The record’s name, taken from W.B. Yeats’ poem “The Second Coming,” manifests that delicate threshold for system failure. It reads: “Things fall apart; the centre cannot hold/ Mere anarchy is loosed upon the world,/ The blood-dimmed tide is loosed, and everywhere/ The ceremony of innocence is drowned…”
Frost first read the poem in high school and returned to it within the context of last year’s election. “I made this record in America [in the summer of 2016], which was never something that I gave a lot of weight to until six months later,” he said. “I was in NYC the night of the election and it was fucking terrifying. People were scared…It felt like something we’d all invested in was coming undone right before our eyes.”
When he found the poem again, it felt fitting for the music and the aesthetic he’d been working with. “That line just hit me and it felt like more of a probing statement, like it was missing a question mark,” he says. “But with time, with every fucking new insanity splattered all over the front of the newspaper, it felt more and more compounding. Like it was a definitive statement about the state of the world.”
He gave the songs titles that fit the theme—like “Healthcare” and “A Single Hellfire Missile Costs $100,000″—and a narrative that evoked the timeline of recent cultural events: volatile and on the verge, with brief moments of hope between the onslaught of tumult.
“It’s the most transparent record I’ve ever made,” Frost told me. “There’s less density in the layering and in the way that all these objects move against one another. There’s more air around them. You can feel the lines butt up against one another and separate.”

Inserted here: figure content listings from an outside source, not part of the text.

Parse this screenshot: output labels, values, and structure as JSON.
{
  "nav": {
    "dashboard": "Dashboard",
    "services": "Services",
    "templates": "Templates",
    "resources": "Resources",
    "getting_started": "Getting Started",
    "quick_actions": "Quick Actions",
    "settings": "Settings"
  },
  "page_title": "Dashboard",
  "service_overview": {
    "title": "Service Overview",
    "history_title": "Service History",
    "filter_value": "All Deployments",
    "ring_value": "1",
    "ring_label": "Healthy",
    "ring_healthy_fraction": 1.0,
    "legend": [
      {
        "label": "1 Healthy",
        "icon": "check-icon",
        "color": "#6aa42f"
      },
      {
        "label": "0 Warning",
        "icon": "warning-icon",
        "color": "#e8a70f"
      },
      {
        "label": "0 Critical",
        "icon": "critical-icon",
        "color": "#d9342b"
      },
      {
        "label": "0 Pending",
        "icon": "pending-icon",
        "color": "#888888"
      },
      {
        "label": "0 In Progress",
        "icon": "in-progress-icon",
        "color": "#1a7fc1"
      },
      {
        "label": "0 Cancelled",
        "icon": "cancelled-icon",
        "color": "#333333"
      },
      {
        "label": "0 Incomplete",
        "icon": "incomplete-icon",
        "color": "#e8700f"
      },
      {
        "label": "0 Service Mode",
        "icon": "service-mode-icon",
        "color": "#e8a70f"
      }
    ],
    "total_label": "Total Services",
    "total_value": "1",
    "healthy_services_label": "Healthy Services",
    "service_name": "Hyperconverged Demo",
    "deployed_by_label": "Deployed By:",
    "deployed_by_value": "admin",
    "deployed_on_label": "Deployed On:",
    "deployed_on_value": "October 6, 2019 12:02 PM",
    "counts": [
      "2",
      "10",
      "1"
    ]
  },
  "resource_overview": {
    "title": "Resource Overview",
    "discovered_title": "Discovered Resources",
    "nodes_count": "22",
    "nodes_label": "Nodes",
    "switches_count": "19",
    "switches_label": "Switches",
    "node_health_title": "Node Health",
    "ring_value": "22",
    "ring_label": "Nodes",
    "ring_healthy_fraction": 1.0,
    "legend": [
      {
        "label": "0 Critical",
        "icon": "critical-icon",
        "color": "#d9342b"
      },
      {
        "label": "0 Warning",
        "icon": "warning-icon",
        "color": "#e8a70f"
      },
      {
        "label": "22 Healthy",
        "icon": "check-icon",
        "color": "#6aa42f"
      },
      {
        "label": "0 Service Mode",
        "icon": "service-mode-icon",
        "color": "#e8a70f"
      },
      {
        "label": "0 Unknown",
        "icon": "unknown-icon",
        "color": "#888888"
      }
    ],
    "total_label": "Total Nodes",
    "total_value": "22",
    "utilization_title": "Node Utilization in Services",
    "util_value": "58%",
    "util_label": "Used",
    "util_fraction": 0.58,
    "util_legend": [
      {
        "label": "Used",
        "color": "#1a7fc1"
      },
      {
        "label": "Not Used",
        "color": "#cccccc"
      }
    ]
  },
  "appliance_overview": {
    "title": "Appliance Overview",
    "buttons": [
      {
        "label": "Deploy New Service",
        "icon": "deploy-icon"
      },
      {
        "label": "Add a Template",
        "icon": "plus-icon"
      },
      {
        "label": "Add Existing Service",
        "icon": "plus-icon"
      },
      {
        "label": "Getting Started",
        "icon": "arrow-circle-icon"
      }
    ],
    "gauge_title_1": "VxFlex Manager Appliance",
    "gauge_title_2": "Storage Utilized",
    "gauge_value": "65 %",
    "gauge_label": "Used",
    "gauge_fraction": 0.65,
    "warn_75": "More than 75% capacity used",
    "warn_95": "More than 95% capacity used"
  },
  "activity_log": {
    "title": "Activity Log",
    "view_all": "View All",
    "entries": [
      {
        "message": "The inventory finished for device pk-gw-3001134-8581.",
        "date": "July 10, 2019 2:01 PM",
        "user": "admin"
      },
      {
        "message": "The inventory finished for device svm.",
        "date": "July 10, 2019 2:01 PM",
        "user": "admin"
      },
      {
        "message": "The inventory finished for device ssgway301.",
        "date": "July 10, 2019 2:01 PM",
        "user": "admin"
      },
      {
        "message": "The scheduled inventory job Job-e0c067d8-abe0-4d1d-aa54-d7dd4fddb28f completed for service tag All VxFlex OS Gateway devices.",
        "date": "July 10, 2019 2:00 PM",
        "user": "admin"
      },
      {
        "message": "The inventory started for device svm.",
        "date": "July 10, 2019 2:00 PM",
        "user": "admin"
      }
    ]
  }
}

There’s never complete quietude, but throughout The Centre Cannot Hold, there are relative reprieves that amplify the moments when Frost hits us hard. The actual physical space used in the sound design lets us breathe, reflect, and anticipate what’s next. Frost takes an elongated breath, for instance, at the end of “Healthcare” and into the subsequent track, “All That You Love Will Be Eviscerated”—a transition that speaks for itself.
“[The Centre Cannot Hold] doesn’t just have to be about a sense of loss. It can be a call to arms.”
Allusions to catastrophe, though, made him question whether “the centre cannot hold” was perhaps too morose a theme. “Ultimately I think my music is rooted in some kind of optimism, and a love of the world,” he said. “Directly tying the record to this idea of apocalypse kind of felt like a misstep, and I really questioned it for a few months.”
But perhaps the statement was a necessary acknowledgement. As the pendulum swings through a shifting midpoint, we must concede that the center has not held. But we can still have influence as to where it lands next. “There’s resolve in this idea that this center is shifting, that the center can be somewhere else too,” Frost eventually concluded, keeping the title. “It doesn’t just have to be about a sense of loss. It can be a call to arms.”
Indeed, here we still are, fighting through the tide to rebuild what came undone last November. And to do so we must find the right balance between control and release, noise and silence. It’s in the ways we interact with our physical space. Sometimes we must relinquish control to achieve the richest version of our efforts, but when faced with apocalypse, as we seem to be day in and day out, we must exert the control that we’ve been afforded as citizens of a democracy. We must be the checks and balances when threats of nuclear war and earth death are ignored, and even normalized, as a new center. Frost’s hope for this record is that people “lean in,” and so too we must lean into these times and guide the center to a place that, as he says, “appeals to something positive and beautiful.”